Can you send me the output of lxc config get <vm name> volatile.eth0.hwaddr
for each VM, and then also for each VM the output of ip link show enp5s0
Finally can you also get me the netplan config file for each VM, it should be in /etc/netplan/50-cloud-init.yaml
Thanks
Tom
tomp
(Thomas Parrott)
March 31, 2020, 6:12pm
37
Ah I missed this post, so yes it looks like the VM images had an issue. If possible it may be best to regenerate your VMS from fresh images. Although @stgraber may be able to advise how to fix existing VMS.
stgraber
(Stéphane Graber)
March 31, 2020, 6:15pm
38
To reset things, you can do:
rm /var/lib/dbus/machine-id
> /etc/machine-id
1 Like
Okay, running these commands on the host that has both an 18.04 VM (k8s-worker2) and a 16.04 VM (test-vm) …

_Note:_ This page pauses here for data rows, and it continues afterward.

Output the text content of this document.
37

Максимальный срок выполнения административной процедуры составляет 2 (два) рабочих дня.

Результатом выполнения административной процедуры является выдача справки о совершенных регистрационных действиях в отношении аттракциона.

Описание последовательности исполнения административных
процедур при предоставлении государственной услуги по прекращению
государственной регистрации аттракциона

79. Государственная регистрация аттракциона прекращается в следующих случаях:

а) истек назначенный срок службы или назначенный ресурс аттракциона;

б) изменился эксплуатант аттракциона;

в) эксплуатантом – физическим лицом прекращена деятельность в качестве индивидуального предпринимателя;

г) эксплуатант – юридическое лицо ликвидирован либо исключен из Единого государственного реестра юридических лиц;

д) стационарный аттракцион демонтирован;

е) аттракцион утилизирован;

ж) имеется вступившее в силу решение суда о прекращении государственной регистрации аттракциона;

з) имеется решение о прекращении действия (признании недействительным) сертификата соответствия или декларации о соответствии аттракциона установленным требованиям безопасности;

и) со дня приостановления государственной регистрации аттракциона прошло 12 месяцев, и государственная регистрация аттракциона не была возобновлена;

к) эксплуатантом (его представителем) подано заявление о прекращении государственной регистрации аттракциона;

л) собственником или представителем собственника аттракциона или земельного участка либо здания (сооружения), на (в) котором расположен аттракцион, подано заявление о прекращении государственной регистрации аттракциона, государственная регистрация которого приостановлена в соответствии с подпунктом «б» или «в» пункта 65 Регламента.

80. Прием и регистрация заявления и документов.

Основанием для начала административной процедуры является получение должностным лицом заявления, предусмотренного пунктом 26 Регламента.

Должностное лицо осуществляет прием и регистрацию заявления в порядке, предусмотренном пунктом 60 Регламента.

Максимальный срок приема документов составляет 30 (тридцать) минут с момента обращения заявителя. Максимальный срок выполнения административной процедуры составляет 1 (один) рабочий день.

akriadmin@c4akri02:~$ lxc list | grep c4akri02
| k8s-master2 | RUNNING | 240.197.0.18 (eth0) | | CONTAINER | 0 | c4akri02 |
| k8s-worker2 | RUNNING | 240.197.0.215 (enp5s0) | | VIRTUAL-MACHINE | 0 | c4akri02 |
| test-vm | RUNNING | 240.197.0.177 (enp5s0) | | VIRTUAL-MACHINE | 0 | c4akri02 |
akriadmin@c4akri02:~$ lxc config get k8s-worker2 volatile.eth0.hwaddr
00:16:3e:58:5f:c9
akriadmin@c4akri02:~$ lxc exec k8s-worker2 -- ip link show enp5s0
2: enp5s0: <BROADCAST,MULTICAST,UP,LOWER_UP> mtu 1500 qdisc fq_codel state UP mode DEFAULT group default qlen 1000
link/ether 00:16:3e:58:5f:c9 brd ff:ff:ff:ff:ff:ff
akriadmin@c4akri02:~$ lxc exec k8s-worker2 -- cat /etc/netplan/50-cloud-init.yaml
cat: /etc/netplan/50-cloud-init.yaml: No such file or directory
akriadmin@c4akri02:~$ lxc exec k8s-worker2 -- ls /etc/netplan
10-lxc.yaml
akriadmin@c4akri02:~$ lxc exec k8s-worker2 -- cat /etc/netplan/10-lxc.yaml
network:
version: 2
ethernets:
enp5s0: {dhcp4: true}
akriadmin@c4akri02:~$
akriadmin@c4akri02:~$ lxc config get test-vm volatile.eth0.hwaddr
00:16:3e:30:6a:31
akriadmin@c4akri02:~$ lxc exec test-vm -- ip link show enp5s0
2: enp5s0: <BROADCAST,MULTICAST,UP,LOWER_UP> mtu 1500 qdisc pfifo_fast state UP mode DEFAULT group default qlen 1000
link/ether 00:16:3e:30:6a:31 brd ff:ff:ff:ff:ff:ff
akriadmin@c4akri02:~$ lxc exec test-vm -- ls /etc/netplan
ls: cannot access '/etc/netplan': No such file or directory
akriadmin@c4akri02:~$ lxc exec test-vm -- cat /etc/network/interfaces
# This file describes the network interfaces available on your system
# and how to activate them. For more information, see interfaces(5).
# The loopback network interface
auto lo
iface lo inet loopback
auto enp5s0
iface enp5s0 inet dhcp
source /etc/network/interfaces.d/*.cfg
akriadmin@c4akri02:~$
stgraber
(Stéphane Graber)
March 31, 2020, 6:19pm
40
The commands must be run inside of affected VMs.